March 28, 2024

Poor People’s Campaign Leaders Among Dozens Arrested Nationwide as Moral Movement Persists



Rev. Liz Theohalis was among the community leaders who were arrested on Monday on Capitol Hill, while demonstrating as part of the Poor People’s Campaign. (Photo: @UniteThePoor/Twitter)


Ahead of Capitol Hill forum, Rev. William Barber and Rev. Liz Theohalis reportedly still in police custody.


By Julia Conley / 06.12.2018

A day after being detained for leading a Poor People’s Campaign demonstration on Capitol Hill—just two of the dozens of arrests of anti-poverty advocates at protests across the country on Monday—Rev. William Barber and Rev. Liz Theoharis were set to speak at a forum on inequality and poverty in Washington, D.C. on Tuesday.

Sen. Elizabeth Warren and Rep. Elijah Cummings called the meeting in order to hear from Americans who are demanding that Congress address economic inequality and persistent poverty in many parts of the U.S.—amid the implementation of cruel policies like last year’s tax law, the benefits of which mainly went to the richest Americans.

Barber and Theohalis were among nine religious leaders who were arrested outside the Supreme Court where they were holding a demonstration four weeks into the Poor People’s Campaign, a “moral revival” continuing the economic justice advocacy that was central to Rev. Martin Luther Ling’s work when he was assassinated in 1968.

The six-week campaign has focused on an array of issues involving poverty and inequality in the U.S., including voting rights, healthcare, and the effects of the climate crisis on the poor.

Just before his arrest, Barber spoke to a crowd of supporters about voter suppression.

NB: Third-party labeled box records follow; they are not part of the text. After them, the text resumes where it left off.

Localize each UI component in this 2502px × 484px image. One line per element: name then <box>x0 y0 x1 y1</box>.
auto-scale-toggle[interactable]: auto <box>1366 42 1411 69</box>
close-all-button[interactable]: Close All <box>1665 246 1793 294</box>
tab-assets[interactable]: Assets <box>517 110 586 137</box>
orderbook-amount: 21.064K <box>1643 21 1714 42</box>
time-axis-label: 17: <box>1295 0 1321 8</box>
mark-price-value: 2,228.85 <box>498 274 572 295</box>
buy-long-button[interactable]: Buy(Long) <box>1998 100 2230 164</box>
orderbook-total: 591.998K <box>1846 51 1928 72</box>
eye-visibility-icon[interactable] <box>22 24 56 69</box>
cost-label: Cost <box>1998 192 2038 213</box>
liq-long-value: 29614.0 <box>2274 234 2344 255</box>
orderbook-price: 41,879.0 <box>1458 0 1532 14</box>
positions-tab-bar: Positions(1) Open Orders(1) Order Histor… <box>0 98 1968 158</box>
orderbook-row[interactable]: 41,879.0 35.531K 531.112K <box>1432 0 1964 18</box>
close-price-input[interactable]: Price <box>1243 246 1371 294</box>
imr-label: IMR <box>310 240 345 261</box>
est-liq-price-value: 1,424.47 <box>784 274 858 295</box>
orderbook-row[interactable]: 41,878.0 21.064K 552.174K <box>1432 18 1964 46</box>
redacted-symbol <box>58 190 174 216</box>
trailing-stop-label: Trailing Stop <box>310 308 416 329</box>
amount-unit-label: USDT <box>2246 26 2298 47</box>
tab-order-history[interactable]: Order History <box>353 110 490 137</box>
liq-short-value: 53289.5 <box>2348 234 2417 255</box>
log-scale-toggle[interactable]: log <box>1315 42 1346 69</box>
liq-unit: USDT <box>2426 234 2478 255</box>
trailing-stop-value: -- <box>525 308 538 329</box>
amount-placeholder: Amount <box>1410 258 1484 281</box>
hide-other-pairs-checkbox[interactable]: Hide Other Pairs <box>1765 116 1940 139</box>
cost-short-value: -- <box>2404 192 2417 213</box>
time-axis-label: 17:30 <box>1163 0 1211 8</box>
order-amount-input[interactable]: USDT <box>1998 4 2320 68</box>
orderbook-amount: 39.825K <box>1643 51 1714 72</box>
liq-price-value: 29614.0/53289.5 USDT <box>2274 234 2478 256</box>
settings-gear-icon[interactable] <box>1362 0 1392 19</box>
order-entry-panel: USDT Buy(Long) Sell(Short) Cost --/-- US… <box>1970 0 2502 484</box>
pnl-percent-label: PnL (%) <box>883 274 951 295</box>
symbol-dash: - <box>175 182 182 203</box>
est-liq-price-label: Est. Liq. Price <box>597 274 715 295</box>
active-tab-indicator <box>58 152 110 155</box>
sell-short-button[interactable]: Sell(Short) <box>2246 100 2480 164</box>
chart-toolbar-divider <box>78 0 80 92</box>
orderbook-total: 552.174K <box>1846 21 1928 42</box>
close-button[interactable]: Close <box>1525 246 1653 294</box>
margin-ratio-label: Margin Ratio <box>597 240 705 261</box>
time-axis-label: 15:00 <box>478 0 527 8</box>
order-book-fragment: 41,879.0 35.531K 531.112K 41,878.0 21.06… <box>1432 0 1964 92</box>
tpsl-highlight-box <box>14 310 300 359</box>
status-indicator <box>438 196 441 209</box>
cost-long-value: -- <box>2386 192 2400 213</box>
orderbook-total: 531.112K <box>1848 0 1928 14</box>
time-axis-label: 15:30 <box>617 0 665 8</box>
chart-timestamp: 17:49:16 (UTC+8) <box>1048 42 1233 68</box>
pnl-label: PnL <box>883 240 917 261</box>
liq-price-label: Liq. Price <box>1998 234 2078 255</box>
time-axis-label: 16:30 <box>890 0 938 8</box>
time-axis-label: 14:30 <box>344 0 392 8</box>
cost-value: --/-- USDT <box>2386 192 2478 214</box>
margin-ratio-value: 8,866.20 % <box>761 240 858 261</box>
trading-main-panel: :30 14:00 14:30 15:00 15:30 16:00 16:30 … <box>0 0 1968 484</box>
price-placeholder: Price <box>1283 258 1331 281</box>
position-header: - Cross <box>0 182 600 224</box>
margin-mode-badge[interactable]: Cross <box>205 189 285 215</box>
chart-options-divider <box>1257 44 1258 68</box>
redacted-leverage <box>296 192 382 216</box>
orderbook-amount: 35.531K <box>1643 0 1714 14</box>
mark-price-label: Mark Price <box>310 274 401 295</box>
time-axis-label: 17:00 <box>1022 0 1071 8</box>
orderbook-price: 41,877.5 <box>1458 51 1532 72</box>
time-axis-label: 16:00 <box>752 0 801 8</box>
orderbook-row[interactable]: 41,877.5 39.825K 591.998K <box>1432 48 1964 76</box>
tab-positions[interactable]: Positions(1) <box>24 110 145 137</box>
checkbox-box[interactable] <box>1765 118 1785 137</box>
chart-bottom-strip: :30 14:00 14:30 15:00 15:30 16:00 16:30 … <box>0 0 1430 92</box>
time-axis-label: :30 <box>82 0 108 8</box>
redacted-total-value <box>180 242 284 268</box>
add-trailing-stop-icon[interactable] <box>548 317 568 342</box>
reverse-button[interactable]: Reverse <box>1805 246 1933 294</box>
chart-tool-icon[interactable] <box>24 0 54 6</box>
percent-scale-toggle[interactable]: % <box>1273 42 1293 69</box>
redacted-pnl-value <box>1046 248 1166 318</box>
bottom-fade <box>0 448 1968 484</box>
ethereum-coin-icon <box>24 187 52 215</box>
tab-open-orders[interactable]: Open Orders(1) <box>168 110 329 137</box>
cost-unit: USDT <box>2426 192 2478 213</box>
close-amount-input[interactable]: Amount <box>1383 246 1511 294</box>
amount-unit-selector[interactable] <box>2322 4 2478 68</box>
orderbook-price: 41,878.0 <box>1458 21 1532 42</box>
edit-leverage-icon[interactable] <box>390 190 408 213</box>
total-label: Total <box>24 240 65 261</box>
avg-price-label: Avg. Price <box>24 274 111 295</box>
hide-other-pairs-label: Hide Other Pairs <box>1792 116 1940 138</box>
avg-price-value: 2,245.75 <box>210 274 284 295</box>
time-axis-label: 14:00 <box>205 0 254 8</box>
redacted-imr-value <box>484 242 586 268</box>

“Voter suppression is not just a black issue. It’s a labor issue, it’s a poor people’s issue, because if you suppress the vote, you undermine the ability to elect people, and if you undermine the ability to elect people, you get people elected that will give you a regressive Supreme Court,” said Barber. “So you can’t separate voting rights from labor rights. It’s not that the black folks are over here fighting for voting rights, and the white folks are over here fighting for labor rights. We all better be fighting for all of our rights, every one of them!”

The forum on poverty was set to begin at 3:30pm EST on Tuesday. According to the Poor People’s Campaign’s Facebook page, Barber and Theohalis were still being held as of 12:00pm.

In cities across the country, other campaigners were arrested for protests where they demanded a living wage for all American workers, strong unions, and other policies that would lift communities out of the poverty that a U.N. official called “shockingly at odds” with the country’s wealth.

In Raleigh, North Carolina, at least 34 people were arrested while demanding a $15 minimum wage, while several protesters in Sacramento, California were ordered to leave the state Capitol after interrupting a Senate session to rally for affordable housing.

Nine campaign members were arrested for protesting in Pennsylvania, 16 were booked into the Shawnee County Jail in Topeka, Kansas, and a reporter for Truthdig was among those detained at a demonstration in Jefferson City, Missouri. In Frankfort, Kentucky, police have stopped the Poor People’s Campaign from entering the state Capitol for the past two weeks.

The revival of the Poor People’s Campaign began two weeks before Philip Alston, the U.N. special rapporteur on extreme poverty and human rights, released his report on inequality in the U.S. The document explicitly blamed the Trump administration for actively increasing poverty and inequality levels in the U.S. by passing legislation like the Republican tax law.

“The policies pursued over the past year seem deliberately designed to remove basic protections from the poorest, punish those who are not in employment and make even basic health care into a privilege to be earned rather than a right of citizenship,” Alston concluded after a visit to several parts of the country late last year.